All of which goes to show that a lot of work will have to be done to get anything like a balanced reflection on Israel/Palestine from the editorial writers at The Oz. But I am encouraged by their felt need to disparage IAJV; they must be worried about the prospective emergence of a credible alternate view.
Precisely when did Israel vote for peace and co-existence pray tell?
Was it in 1947 when they enacted David Gruen’s ethnic cleansing plan and pushed over 750,000 Palestinians into the sea, bulldozed or blew up 531 towns and villages, destroyed 3 million acres of land and crops and then decided they had won a big war against the non-existent marauding arabs?
What about 1956 when they joined in the bizarre plot over the Suez Canal with Britain and the French and wrote the plan of the spontaneous war on a cigarette packet the week before the spur of the moment attack?
Or how about 1967 when a Palestinian academic and priest has written that Israel’s IAF flew over all the arab nations on 5 June and blew up all their air capacity and then launched a land strike the next day among all the confusion?
Or 1973 where Uri Avnery graphically outlines how Israel provoked the Syrians and then wondered why they actually fought back?
How about that they have been told since 1948 that the Palestinians have an inviolable right to return so they build bigger walls around them?
Lebanon invaded, people slaughtered in their thousands, the Khiam torture chambers, the phalangist collaborator killing machines in Sabra and Shatila.
And the latest attack on Lebanon planned in January - March 2006 and just waiting for a pretext.
Jesus, I would hate to know what Israel would do if they didn’t just want peace.
I fail to understand why Ahmadinejad is a ‘dictator’? Is it ignorance or do these people just lie reflexively?
Perhaps because the correct Farsi translation’s has been reported there, rather than the debunked version about Israel being wiped off the face of the map.
my brief dip into middle east history suggests that israel started off by invasion. jews were less than 20% of the palestine population when clandestine armies called ‘irgun’ and ’stern gang’ began adjusting this ratio with guns and bombs.
since then, fatah and hamas have been trying to get their native land back. it suits the west to support israel so fatah and hamas are terrorist organizations rather than liberation fighters.

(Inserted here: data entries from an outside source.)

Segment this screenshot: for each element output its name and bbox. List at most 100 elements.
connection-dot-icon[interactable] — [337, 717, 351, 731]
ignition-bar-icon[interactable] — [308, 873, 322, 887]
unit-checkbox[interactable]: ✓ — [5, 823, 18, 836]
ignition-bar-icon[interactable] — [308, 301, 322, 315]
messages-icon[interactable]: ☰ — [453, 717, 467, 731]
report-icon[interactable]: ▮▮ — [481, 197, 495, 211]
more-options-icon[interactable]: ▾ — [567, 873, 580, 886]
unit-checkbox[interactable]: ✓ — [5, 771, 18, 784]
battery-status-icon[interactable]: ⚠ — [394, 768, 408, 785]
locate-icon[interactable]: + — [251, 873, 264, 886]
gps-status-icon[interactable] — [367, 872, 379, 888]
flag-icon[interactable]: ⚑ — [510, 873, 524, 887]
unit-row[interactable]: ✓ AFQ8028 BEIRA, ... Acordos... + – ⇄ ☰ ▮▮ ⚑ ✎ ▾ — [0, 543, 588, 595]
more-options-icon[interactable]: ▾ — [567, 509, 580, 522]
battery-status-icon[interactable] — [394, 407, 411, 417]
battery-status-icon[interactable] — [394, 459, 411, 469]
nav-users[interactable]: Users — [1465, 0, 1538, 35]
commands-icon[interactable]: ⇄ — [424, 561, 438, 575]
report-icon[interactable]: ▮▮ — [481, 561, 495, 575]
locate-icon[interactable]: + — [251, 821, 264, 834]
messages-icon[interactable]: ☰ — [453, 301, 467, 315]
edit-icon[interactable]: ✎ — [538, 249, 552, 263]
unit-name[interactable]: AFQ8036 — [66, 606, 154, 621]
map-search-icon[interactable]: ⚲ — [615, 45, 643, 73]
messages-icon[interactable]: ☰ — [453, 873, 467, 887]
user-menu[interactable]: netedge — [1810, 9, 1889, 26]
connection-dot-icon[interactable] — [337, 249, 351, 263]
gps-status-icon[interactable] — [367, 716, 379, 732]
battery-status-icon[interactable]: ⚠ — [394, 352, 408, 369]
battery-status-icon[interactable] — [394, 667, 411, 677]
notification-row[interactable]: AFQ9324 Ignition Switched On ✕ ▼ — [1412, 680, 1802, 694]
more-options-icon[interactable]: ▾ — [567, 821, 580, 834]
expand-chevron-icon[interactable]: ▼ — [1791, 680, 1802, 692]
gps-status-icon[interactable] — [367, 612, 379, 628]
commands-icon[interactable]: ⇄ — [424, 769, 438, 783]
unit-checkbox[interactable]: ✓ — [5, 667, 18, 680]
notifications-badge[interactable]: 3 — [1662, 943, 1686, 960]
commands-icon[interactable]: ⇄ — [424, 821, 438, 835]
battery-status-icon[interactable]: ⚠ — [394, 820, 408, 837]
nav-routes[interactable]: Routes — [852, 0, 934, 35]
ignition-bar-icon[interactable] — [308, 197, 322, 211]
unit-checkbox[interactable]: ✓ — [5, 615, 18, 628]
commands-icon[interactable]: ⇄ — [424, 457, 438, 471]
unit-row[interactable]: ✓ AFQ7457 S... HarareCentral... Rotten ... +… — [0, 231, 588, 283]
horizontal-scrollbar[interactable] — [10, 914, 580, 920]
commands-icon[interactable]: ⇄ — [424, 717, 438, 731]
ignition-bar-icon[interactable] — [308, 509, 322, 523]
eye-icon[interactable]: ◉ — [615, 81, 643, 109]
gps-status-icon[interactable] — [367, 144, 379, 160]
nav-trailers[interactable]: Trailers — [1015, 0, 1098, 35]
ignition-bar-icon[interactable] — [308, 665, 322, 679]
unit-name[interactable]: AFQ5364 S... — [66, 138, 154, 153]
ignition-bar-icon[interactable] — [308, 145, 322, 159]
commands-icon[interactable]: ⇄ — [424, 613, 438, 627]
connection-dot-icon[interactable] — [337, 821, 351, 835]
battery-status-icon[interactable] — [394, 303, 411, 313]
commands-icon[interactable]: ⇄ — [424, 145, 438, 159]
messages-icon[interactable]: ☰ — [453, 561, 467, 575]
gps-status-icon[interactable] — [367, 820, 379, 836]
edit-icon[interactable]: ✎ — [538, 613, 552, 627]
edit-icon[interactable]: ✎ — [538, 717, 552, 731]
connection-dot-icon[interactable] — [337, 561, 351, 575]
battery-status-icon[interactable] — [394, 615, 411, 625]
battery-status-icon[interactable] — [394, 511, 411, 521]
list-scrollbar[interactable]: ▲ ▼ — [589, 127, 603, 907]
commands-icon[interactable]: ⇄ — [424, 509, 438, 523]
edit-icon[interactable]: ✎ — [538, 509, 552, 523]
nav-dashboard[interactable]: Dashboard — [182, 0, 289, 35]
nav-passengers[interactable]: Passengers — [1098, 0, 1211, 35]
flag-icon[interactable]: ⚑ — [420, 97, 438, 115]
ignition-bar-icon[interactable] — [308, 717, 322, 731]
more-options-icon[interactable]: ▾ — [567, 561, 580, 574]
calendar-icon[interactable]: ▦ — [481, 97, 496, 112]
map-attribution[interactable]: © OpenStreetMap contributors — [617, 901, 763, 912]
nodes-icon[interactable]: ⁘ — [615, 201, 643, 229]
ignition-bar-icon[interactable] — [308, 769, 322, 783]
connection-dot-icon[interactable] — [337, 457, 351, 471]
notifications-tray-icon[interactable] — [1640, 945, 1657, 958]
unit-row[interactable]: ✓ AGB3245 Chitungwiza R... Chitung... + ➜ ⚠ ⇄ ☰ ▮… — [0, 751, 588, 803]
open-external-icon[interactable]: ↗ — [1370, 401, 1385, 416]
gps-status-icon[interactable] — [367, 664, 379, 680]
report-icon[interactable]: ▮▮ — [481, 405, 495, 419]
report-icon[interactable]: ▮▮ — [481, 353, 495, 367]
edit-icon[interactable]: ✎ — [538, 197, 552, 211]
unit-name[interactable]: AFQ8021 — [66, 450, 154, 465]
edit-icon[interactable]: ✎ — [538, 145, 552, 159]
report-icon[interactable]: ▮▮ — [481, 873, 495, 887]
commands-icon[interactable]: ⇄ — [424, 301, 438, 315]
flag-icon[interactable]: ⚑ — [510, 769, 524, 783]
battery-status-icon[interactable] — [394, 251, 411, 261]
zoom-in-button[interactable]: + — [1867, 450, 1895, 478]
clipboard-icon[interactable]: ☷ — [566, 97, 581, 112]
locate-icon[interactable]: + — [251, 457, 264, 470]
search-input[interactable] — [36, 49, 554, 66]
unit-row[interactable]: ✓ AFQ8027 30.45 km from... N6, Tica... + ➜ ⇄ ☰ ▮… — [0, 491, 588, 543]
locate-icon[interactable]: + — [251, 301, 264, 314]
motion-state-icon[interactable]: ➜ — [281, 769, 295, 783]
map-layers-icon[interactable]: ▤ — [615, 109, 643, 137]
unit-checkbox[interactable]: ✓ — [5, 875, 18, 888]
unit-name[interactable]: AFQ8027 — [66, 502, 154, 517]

the situation is bleak for palestinians, yet there is some cause for hope: the west supported the equally illegitimate regimes of apartheid in south africa and rhodesia for a long time, yet finally withdrew recognition. in any event, when the zionists have taken your land, your home, your family, resistance unto death comes easily.
the zionists have no choice, for them too, it is win or die. so there can be no peace until israel is dissolved and a secular state of palestine is born.